Pat Gunn (dachte) wrote,
Pat Gunn
dachte

STeaped Rivers

Last night, I spilled tea on my laptop, and the keyboard stopped working, and rebooting caused it to die before the BIOS. I was relieved this morning that removing the battery and letting it dry while upside down in the right way restored it. I imagine most people with laptops have had nervous nights that are substantially similar...

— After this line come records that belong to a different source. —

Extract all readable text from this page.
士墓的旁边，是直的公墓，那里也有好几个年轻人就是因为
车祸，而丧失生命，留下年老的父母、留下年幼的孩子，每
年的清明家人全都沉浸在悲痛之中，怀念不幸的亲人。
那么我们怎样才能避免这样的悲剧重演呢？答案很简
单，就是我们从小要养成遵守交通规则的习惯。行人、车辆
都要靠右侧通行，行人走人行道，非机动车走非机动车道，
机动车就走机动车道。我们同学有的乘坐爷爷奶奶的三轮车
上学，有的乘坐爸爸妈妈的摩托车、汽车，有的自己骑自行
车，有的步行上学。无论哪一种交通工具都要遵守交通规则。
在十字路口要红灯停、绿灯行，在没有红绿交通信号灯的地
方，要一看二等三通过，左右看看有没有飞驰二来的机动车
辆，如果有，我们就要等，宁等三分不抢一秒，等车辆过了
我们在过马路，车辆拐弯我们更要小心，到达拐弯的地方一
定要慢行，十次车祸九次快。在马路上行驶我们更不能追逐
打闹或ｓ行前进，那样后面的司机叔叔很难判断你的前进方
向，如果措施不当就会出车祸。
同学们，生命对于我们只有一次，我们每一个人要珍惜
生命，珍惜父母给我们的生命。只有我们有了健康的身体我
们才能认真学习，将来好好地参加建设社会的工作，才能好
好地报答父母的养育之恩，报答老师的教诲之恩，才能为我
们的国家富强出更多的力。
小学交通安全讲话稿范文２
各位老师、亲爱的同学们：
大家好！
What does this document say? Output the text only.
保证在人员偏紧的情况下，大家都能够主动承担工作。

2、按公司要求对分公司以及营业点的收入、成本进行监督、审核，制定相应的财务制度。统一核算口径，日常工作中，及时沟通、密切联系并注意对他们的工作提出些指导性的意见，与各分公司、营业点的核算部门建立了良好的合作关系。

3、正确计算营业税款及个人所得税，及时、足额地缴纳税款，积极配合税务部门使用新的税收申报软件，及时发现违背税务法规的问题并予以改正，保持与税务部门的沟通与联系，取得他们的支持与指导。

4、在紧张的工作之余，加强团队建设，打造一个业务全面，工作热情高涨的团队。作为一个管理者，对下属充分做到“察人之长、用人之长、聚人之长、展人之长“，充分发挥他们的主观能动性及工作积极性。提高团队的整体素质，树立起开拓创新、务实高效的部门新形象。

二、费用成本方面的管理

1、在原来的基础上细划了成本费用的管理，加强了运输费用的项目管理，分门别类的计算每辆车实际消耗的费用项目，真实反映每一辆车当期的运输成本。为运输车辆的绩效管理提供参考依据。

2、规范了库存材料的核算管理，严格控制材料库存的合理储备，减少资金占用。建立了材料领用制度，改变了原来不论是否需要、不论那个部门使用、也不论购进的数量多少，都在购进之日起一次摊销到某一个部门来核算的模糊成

Recently, I've been really impressed at how cool cellphones are - I overheard a conversation in Baker Hall where someone was asking where the person he was speaking to was, and he was surprised to find that they were halfway across the country (presumably, they were someone local). The phone network in general seems alien, cool, and impressive - taking it the last step where someone is walking in an open space in one city while talking to someone who could be almost anywhere on the planet (I exaggerate slightly) is pretty neat. It's like an abstraction layer for conversation.. Another thing that strikes me as pretty cool is the Hangul writing system. I learned a bit more of how its sound clustering works, and how that clustering maps into their graphemes (only superficially related to yesterday's entry), and I think it's interesting how what's a "compound character" in most Chinese characters (pronunciation on one side, meaning cues on the other) differs from compound characters in Hangul (where different "letters" within a sound cluster come together like foods on a plate to form a single Unicode character). I also think it's neat that when foreign words are represented in Hangul, they can represent words that don't fit the Korean language clusters (consonant-vowel-optional consonant cluster) by not doing that visual clustering, an option that the Japanese Kana system doesn't have because its letters are at the level of sound clusters already.

News-y type things:

  • In Turkey, the issue regarding presidential elections have been resolved -- the politician with ties to political Islam was prevented from running by over a third of the MP's not showing up to the vote (rendering there to be insufficient quorum for the election). This is an interesting form of "veto"
  • Also tied to political Islam (of a rather different sort), this...
  • Some coverage of the recent GOP pre-primary debate. I find the evolution "issue" to be worrying (similarly with abortion)
  • According to internal surveys, abuse of Iraqis by US troops is widespread, and disapproval of such abuse is not ubitquous. This is outrageous but .. not really that surprising.
  • Some Azeri journalists made the news last November by having a fatwa for their death issued by Grand Ayatollah Lankarani (of Iran). They were recently sentenced to several years in prison, while in the courtroom fighting broke out as some people attempted to execute the obligations of the fatwa. I'm amused that Al Jazeera got a bit snarky in its coverage of the event -- "Soon after the article appeared, an Iranian cleric - angered by its depiction of Islam as a violent religion - offered his house to anyone who killed the journalists, Reuters reported on Friday." I've never been certain if/what kind of liabilities should accrue for such statements/guidance/decrees. In western societies, it's generally accepted that the state is organised under a manifesto to have a monopoly on the use of physical force within its borders, in order to ensure consistent (and in some societies, publically agreed-upon) societal rules on its use. This idea is significantly more complicated in societies where religious leaders have a tradition of managing society (e.g. a Sharia court, or possibly a Bet Din in other times) - when the secular system (wherever its direction comes from) conflicts with some established set(s) of moral beliefs, interesting things happen. It would be a mistake to conclude that the state "should" always win such contests - such "shoulds" are value-laden, and sometimes philosophers and religious organisations have opposed states that, depending on our values (but including mine), were monstrous. I admire some secular dictators because I think they advance the cause of civilisation, especially (but not exclusively) when I think the people would either not create a coherent state or when their values are opposed enough to mine. Given the choice between an Islamic democracy and a secular dictator who would push enlightenment values, barring exceptional specifics, I usually would prefer the latter. I understand how others might feel more on the fence on the matter, and even how fellow liberals who care more about the means than the end result would stand on the other side from me on this matter. Looking at how the clerics and their supporters see it, it makes a lot of sense why they're doing what they're doing as well, which means that the prospects for peace are poor.

My next entry will probably be a fairly large one - I may have mentioned that I was interested in the (really poorly-written and of questionable encyclopedic merit but darned interesting and suitable for my task here) Wikipedia articles on Etiquette in various areas of the world. I'll probably drill through the interesting bits of each and summarise my thoughts/usage. If anyone else is similarly interested (it adapts well to almost being a quiz, and thus has lj-theme-parsimony) and wants to beat me to it, feel free.